Thanks for pm Silver, i too sent a rushed reply, im trying to do too many things at once
Triggles that is what i will probably do too with the asthma meds, ditch them when they run out and i start to feel better when the antibiotics kick in! I always start off with every intention of doing more socially and making an effort with this, that and the other. I started to do a home degree, i managed about one year of a 4 year course, i just couldnt keep up with it all. At the time trying to write an essay, after ds keeping me up all night and not even having the time to have a bath, something had to give, shame really, it was really interesting.
Lisa Bloody hell, i have nothing to complain about, compared to you. I think we should all go for a spa weekend, but not a healthy one, one where they have 3 course dinners and chocolate and wine, i probably mean a hotel then
I was going to start a similar thread last week! I've been to a Neurologist for migraines - diagnosis stress. A reumatologist for constant neck and back pain - diagnosis stress. A psychiatrist for depression - diagnosis stress. DH has just been diagnosed with bipolar disorder and other mental health stuff. Both of us have now been signed off work from very good jobs. It seems ridiculous we have got in this state. It seems to be so common though by the sounds of this thread. Defo need a spa.
oh, i've had neck and upper back pain for years. triggered initially by lifting dd2 as she was v delayed and blardy heavy. now compounded by stress. how funny that it's such a normal part of my life i didn't even bother to mention it!
Blimey, it sounds like we are all falling apart at the seams
Tonight i plan on long soak in a hot bubble bath and i shall scrub myself and apply my cream and come out smelling like a large coconut (knowing my lucky, i will then discover i have a nut allergy!)
I am cooking jerk chicken, one of my favs for dinner and i then plan on an early night.
I have also booked to have my eyebrows threaded tomorrow (she always asks whether i want my top lip done!!, so that will cheer me up no end!
So how do you guys relax and unwind?
Another one who has forgotten how to relax.

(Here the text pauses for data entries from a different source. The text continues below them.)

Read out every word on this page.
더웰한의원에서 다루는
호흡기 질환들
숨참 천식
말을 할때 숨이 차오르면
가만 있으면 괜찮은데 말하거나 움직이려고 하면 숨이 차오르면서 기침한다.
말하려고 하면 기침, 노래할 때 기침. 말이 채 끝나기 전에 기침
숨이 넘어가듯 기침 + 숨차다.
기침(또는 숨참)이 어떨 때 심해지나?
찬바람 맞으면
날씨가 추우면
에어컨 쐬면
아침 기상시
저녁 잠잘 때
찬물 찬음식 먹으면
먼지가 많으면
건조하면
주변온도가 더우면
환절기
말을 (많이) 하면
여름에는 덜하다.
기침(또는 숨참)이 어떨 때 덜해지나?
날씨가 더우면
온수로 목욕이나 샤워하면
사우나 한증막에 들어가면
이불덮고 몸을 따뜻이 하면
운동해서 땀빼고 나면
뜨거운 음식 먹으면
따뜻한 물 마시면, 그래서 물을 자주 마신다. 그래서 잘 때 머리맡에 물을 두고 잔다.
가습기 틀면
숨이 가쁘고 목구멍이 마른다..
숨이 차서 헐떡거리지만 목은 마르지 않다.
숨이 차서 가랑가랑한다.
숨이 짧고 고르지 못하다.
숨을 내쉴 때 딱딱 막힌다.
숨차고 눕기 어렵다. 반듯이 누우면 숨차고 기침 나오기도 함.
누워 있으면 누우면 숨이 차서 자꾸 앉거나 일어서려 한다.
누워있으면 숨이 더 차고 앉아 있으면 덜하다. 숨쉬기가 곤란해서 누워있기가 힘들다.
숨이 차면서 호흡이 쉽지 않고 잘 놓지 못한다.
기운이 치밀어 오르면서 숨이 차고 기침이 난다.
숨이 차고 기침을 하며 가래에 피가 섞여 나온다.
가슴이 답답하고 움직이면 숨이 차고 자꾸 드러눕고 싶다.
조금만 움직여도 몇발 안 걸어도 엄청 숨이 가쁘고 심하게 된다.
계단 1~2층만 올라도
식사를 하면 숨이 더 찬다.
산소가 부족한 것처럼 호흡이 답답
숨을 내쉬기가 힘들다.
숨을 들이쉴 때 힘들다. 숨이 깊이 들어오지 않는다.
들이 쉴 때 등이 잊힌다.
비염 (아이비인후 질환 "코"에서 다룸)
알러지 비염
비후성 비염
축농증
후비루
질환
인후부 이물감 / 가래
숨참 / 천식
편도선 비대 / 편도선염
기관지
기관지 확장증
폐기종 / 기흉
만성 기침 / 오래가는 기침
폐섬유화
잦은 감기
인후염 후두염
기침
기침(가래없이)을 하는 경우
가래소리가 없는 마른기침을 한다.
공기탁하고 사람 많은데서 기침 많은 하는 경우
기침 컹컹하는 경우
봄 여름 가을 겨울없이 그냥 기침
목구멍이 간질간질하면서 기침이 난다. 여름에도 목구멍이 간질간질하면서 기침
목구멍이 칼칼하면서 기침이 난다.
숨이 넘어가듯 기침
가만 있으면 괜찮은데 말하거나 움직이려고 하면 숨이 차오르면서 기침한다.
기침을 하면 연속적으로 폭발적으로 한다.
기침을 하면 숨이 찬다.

I just obsessively look at the internet on my phone.
Those are my plans, we will see if i manage them or not! Ds is playing with his older brother on the ps3. Older brothers are a god send, perhaps you should get yourself an 18 year old Leonie?
Oops that doesnt sound right, i meant an 18 year old brother to help you!!
ooo, i dunno claw. the idea of an 18yo for stress relief has some interesting possibilities!